Drugs that are excluded from coverage under Part D plans include: Barbiturates, Benzodiazepines (anti-anxiety medications), weight loss and weight gain medications, drugs covered under Part A or Part B benefits, fertility drugs, cosmetic drugs, cough or cold remedies, or vitamins (except prenatal). When you use Part D prescription drug benefits, the plan will send you a report that explains the payments that it has made for prescription drugs. This report is usually called an “Explanation of Benefits” (EOB). And it will usually include a summary portion that describes the drugs you’ve used during previous periods—most often the previous month and year.

Most people pay a standard monthly Part D premium.
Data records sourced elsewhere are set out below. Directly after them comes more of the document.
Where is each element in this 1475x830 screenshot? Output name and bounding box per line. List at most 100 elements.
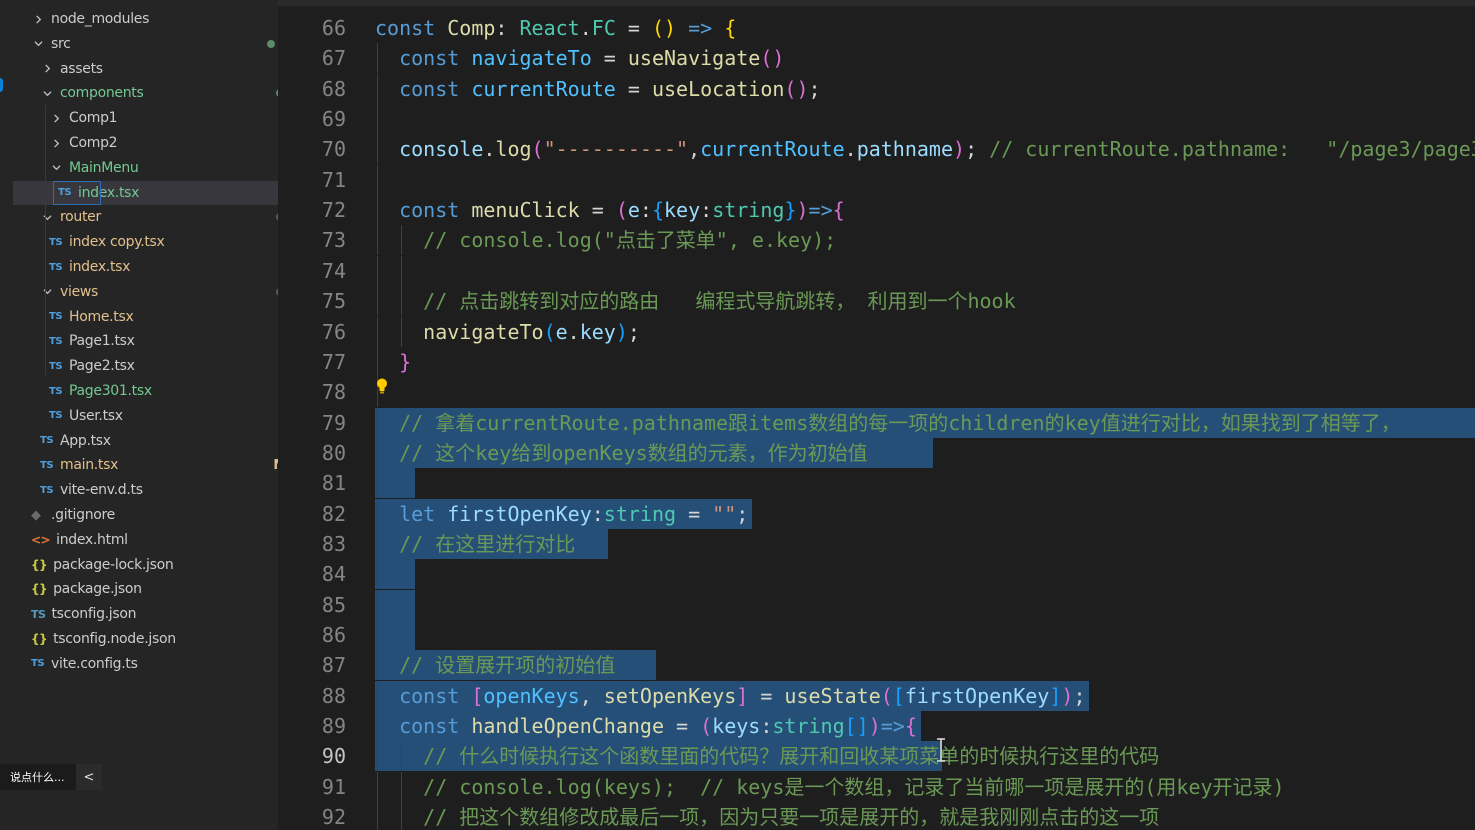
- chevron-right-icon[interactable]: [49, 114, 63, 123]
- collapse-chevron-button[interactable]: <: [76, 764, 102, 790]
- code-line[interactable]: 72 const menuClick = (e:{key:string})=>{: [278, 195, 1475, 226]
- indent-guide: [401, 802, 403, 830]
- code-line[interactable]: 66 const Comp: React.FC = () => {: [278, 13, 1475, 43]
- file-item[interactable]: {} tsconfig.node.json: [13, 627, 278, 651]
- indent-guide: [377, 802, 378, 830]
- folder-item[interactable]: assets: [13, 57, 278, 81]
- code-line[interactable]: 80 // 这个key给到openKeys数组的元素，作为初始值: [278, 437, 1475, 468]
- file-item[interactable]: TSHome.tsxM: [13, 305, 278, 329]
- code-text: const currentRoute = useLocation();: [399, 74, 820, 104]
- code-text: }: [399, 347, 411, 377]
- file-item[interactable]: {} package-lock.json: [13, 553, 278, 577]
- file-item[interactable]: TS tsconfig.json: [13, 602, 278, 626]
- folder-item[interactable]: Comp1: [13, 106, 278, 130]
- file-item[interactable]: TSmain.tsxM: [13, 453, 278, 477]
- code-line[interactable]: 68 const currentRoute = useLocation();: [278, 73, 1475, 104]
- code-token: openKeys: [483, 683, 580, 708]
- tree-item-label: views: [60, 283, 99, 300]
- code-line[interactable]: 85: [278, 589, 1475, 620]
- code-token: currentRoute: [471, 76, 616, 101]
- file-item[interactable]: <> index.html: [13, 528, 278, 552]
- code-line[interactable]: 77}: [278, 346, 1475, 377]
- code-text: // 什么时候执行这个函数里面的代码？展开和回收某项菜单的时候执行这里的代码: [423, 741, 1159, 771]
- code-token: {: [651, 198, 665, 223]
- file-item[interactable]: TSindex.tsxU: [13, 180, 278, 205]
- line-number: 73: [321, 228, 346, 253]
- code-line[interactable]: 92 // 把这个数组修改成最后一项，因为只要一项是展开的，就是我刚刚点击的这一项: [278, 802, 1475, 830]
- file-item[interactable]: TS Page2.tsx: [13, 354, 278, 378]
- chevron-right-icon[interactable]: [49, 138, 63, 148]
- code-token: =>: [808, 198, 833, 223]
- chevron-down-icon[interactable]: [49, 163, 63, 172]
- line-number: 86: [321, 623, 346, 647]
- chevron-down-icon[interactable]: [40, 213, 54, 222]
- folder-item[interactable]: src: [13, 32, 278, 56]
- line-number: 68: [321, 76, 346, 101]
- code-line[interactable]: 90 // 什么时候执行这个函数里面的代码？展开和回收某项菜单的时候执行这里的代码: [278, 741, 1475, 772]
- ts-file-icon: TS: [49, 360, 63, 372]
- chevron-right-icon[interactable]: [31, 14, 45, 24]
- code-line[interactable]: 91 // console.log(keys); // keys是一个数组，记录了…: [278, 771, 1475, 802]
- code-token: currentRoute: [700, 137, 845, 162]
- code-token: // console.log("点击了菜单", e.key);: [423, 228, 837, 253]
- code-token: }: [784, 198, 797, 223]
- lightbulb-icon[interactable]: [375, 377, 389, 395]
- folder-item[interactable]: MainMenu: [13, 156, 278, 180]
- file-item[interactable]: TSPage301.tsxU: [13, 379, 278, 403]
- tree-item-label: assets: [60, 60, 103, 77]
- chevron-down-icon[interactable]: [31, 39, 45, 48]
- file-item[interactable]: ◆ .gitignore: [13, 503, 278, 527]
- file-item[interactable]: TSindex.tsxM: [13, 255, 278, 279]
- code-line[interactable]: 78: [278, 377, 1475, 408]
- folder-item[interactable]: views: [13, 280, 278, 304]
- code-line[interactable]: 84: [278, 559, 1475, 590]
- code-line[interactable]: 89 const handleOpenChange = (keys:string[…: [278, 711, 1475, 742]
- folder-item[interactable]: node_modules: [13, 7, 278, 31]
- tree-item-label: package-lock.json: [53, 556, 174, 573]
- code-line[interactable]: 87 // 设置展开项的初始值: [278, 650, 1475, 681]
- chevron-right-icon[interactable]: [40, 64, 54, 73]
- folder-item[interactable]: router: [13, 205, 278, 229]
- code-line[interactable]: 76 navigateTo(e.key);: [278, 316, 1475, 347]
- file-item[interactable]: TS App.tsx: [13, 429, 278, 453]
- ts-file-icon: TS: [40, 484, 54, 496]
- indent-guide: [377, 468, 378, 499]
- code-line[interactable]: 74: [278, 255, 1475, 286]
- code-line[interactable]: 83 // 在这里进行对比: [278, 528, 1475, 559]
- folder-item[interactable]: Comp2: [13, 131, 278, 155]
- git-file-icon: ◆: [31, 507, 41, 523]
- code-line[interactable]: 73 // console.log("点击了菜单", e.key);: [278, 225, 1475, 256]
- line-number: 82: [321, 501, 346, 526]
- code-token: .: [844, 137, 857, 162]
- code-line[interactable]: 67 const navigateTo = useNavigate(): [278, 43, 1475, 74]
- code-line[interactable]: 79 // 拿着currentRoute.pathname跟items数组的每一项…: [278, 407, 1475, 438]
- file-item[interactable]: TSindex copy.tsxM: [13, 230, 278, 254]
- file-item[interactable]: TS vite.config.ts: [13, 652, 278, 676]
- code-token: }: [399, 349, 412, 374]
- code-line[interactable]: 71: [278, 164, 1475, 195]
- chevron-down-icon[interactable]: [40, 89, 54, 98]
- comment-input-toast[interactable]: 说点什么...: [0, 764, 88, 790]
- code-token: key: [579, 319, 616, 344]
- code-line[interactable]: 81: [278, 468, 1475, 499]
- file-item[interactable]: {} package.json: [13, 577, 278, 601]
- code-token: navigateTo: [471, 46, 592, 71]
- code-line[interactable]: 86: [278, 620, 1475, 650]
- line-number: 89: [321, 714, 346, 739]
- code-token: FC: [591, 16, 616, 40]
- code-line[interactable]: 70 console.log("----------",currentRoute.…: [278, 134, 1475, 165]
- file-item[interactable]: TS vite-env.d.ts: [13, 478, 278, 502]
- line-number: 87: [321, 653, 346, 678]
- code-token: // 在这里进行对比: [399, 531, 576, 556]
- code-line[interactable]: 69: [278, 104, 1475, 135]
- indent-guide: [401, 255, 403, 286]
- folder-item[interactable]: components: [13, 81, 278, 105]
- code-editor[interactable]: 66 const Comp: React.FC = () => {67 const …: [278, 0, 1475, 830]
- code-line[interactable]: 82 let firstOpenKey:string = "";: [278, 498, 1475, 529]
- chevron-down-icon[interactable]: [40, 287, 54, 296]
- file-item[interactable]: TS Page1.tsx: [13, 329, 278, 353]
- code-line[interactable]: 88 const [openKeys, setOpenKeys] = useSta…: [278, 680, 1475, 711]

However, you may have to pay an extra amount if your annual income is higher than certain limits ($85,000 or above for an individual or married individuals filing separately or $170,000 or above for married couples). If you have to pay the extra amount, the Social Security Administration—not your plan—will send you a letter telling you so and what that extra amount will be. Another reason that you might have to pay more for the Part D drug coverage: If you did not join a Medicare drug plan when you first became eligible or if you’ve had a “continuous period of 63 days or more” when you didn’t have “creditable” prescription drug coverage, you will have to pay a late enrollment penalty.

(“Creditable” coverage means a drug plan that is expected to pay, on average, at least as much as Medicare’s standard prescription drug coverage.)

The amount of the late enrollment penalty depends on how long you waited before you enrolled in drug coverage or how many months you were without drug coverage after you became eligible. In some cases, you can pay the penalty in a lump sum—but, usually, you’ll be asked to pay it as a surcharge to your monthly Part D premium.

Some Part C/Medicare Advantage plans include prescription drug coverage that follows the same rules as Medicare Part D coverage. This Medicare Advantage Prescription Drug (MA-PD) coverage provides an integrated benefit covering their hospital, physician, and drug costs. To qualify for a MA-PD plan you must be entitled to Medicare Part A and enrolled in Part B. Generally, however, it’s better to use a Part C plan that doesn’t offer drug coverage and get a stand-alone Part D policy. This way if you decide to change the Part C plan you use—or if you choose to go back to traditional Medicare—your prescription drug coverage won’t be affected.